Extending Explainable Ensemble Trees (E2Tree) to regression contexts

TL;DR

This work tackles explainability for random forest regression by extending E2Tree, a post hoc, tree-like explanation framework that uses a dissimilarity-based representation derived from co-occurrence of observations in RF nodes. It defines the co-occurrence measure $O_{ij}$ and derives a dissimilarity $d_{ij}=1-O_{ij}$, coupled with NMSE-based stopping criteria and a Mann–Whitney validation to prune branches, yielding a global explanation $\hat{O}_{ij}$ that faithfully reflects the RF structure. The approach maintains predictive accuracy while making predictor effects and interactions transparent, demonstrated on Iris and Auto MPG with FMI values around $0.90$ and $0.75$ respectively, and visualized via heatmaps and path diagrams.

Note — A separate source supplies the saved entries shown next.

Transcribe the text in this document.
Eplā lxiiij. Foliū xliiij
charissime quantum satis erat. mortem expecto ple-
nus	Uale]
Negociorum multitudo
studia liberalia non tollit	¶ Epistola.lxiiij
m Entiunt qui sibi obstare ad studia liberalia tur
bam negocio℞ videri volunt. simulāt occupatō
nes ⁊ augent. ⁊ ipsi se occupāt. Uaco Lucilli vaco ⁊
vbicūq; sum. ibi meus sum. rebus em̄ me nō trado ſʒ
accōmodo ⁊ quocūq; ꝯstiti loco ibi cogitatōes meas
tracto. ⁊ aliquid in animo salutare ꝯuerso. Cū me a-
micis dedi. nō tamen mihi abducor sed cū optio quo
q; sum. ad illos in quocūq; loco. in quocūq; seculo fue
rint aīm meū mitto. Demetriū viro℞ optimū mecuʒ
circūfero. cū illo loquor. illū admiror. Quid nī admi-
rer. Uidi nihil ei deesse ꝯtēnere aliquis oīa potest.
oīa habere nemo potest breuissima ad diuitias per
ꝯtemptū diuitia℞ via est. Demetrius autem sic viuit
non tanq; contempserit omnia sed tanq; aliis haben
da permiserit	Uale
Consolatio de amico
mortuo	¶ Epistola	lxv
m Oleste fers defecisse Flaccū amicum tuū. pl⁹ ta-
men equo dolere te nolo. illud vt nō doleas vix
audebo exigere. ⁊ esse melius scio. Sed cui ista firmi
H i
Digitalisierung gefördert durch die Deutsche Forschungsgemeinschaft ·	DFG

This work sets the stage for applying E2Tree to other ensemble trees and motivates the development of fidelity metrics for explanations, with available code in the e2Tree package.

Abstract

Ensemble methods such as random forests have transformed the landscape of supervised learning, offering highly accurate prediction through the aggregation of multiple weak learners. However, despite their effectiveness, these methods often lack transparency, impeding users' comprehension of how RF models arrive at their predictions. Explainable ensemble trees (E2Tree) is a novel methodology for explaining random forests, that provides a graphical representation of the relationship between response variables and predictors. A striking characteristic of E2Tree is that it not only accounts for the effects of predictor variables on the response but also accounts for associations between the predictor variables through the computation and use of dissimilarity measures. The E2Tree methodology was initially proposed for use in classification tasks. In this paper, we extend the methodology to encompass regression contexts. To demonstrate the explanatory power of the proposed algorithm, we illustrate its use on real-world datasets.

Figures (6)

• Figure 1: Iris data: heatmap of the matrix $O_{ij}$.
• Figure 2: Iris data: Path visualization of E2Tree. The color intensity indicates the magnitude of the predicted values: darker shades typically correspond to higher predicted values, while lighter shades correspond to lower predicted values.
• Figure 3: Iris data: Heatmap of the matrix $O_{ij}$ (sub-plot a) and heatmap of the matrix $\hat{O}_{ij}$ estimated by E2Tree (sub-plot b).
• Figure 4: Iris data: Comparison between partitions ($k=5$) obtained applying hierarchical clustering analysis on $O_{ij}$ (left-hand side) and $\hat{O}_{ij}$ (right-hand side).
• Figure 5: Auto MPG data: path visualization of E2Tree. The color intensity indicates the magnitude of the predicted values: darker shades typically correspond to higher predicted values, while lighter shades correspond to lower predicted values.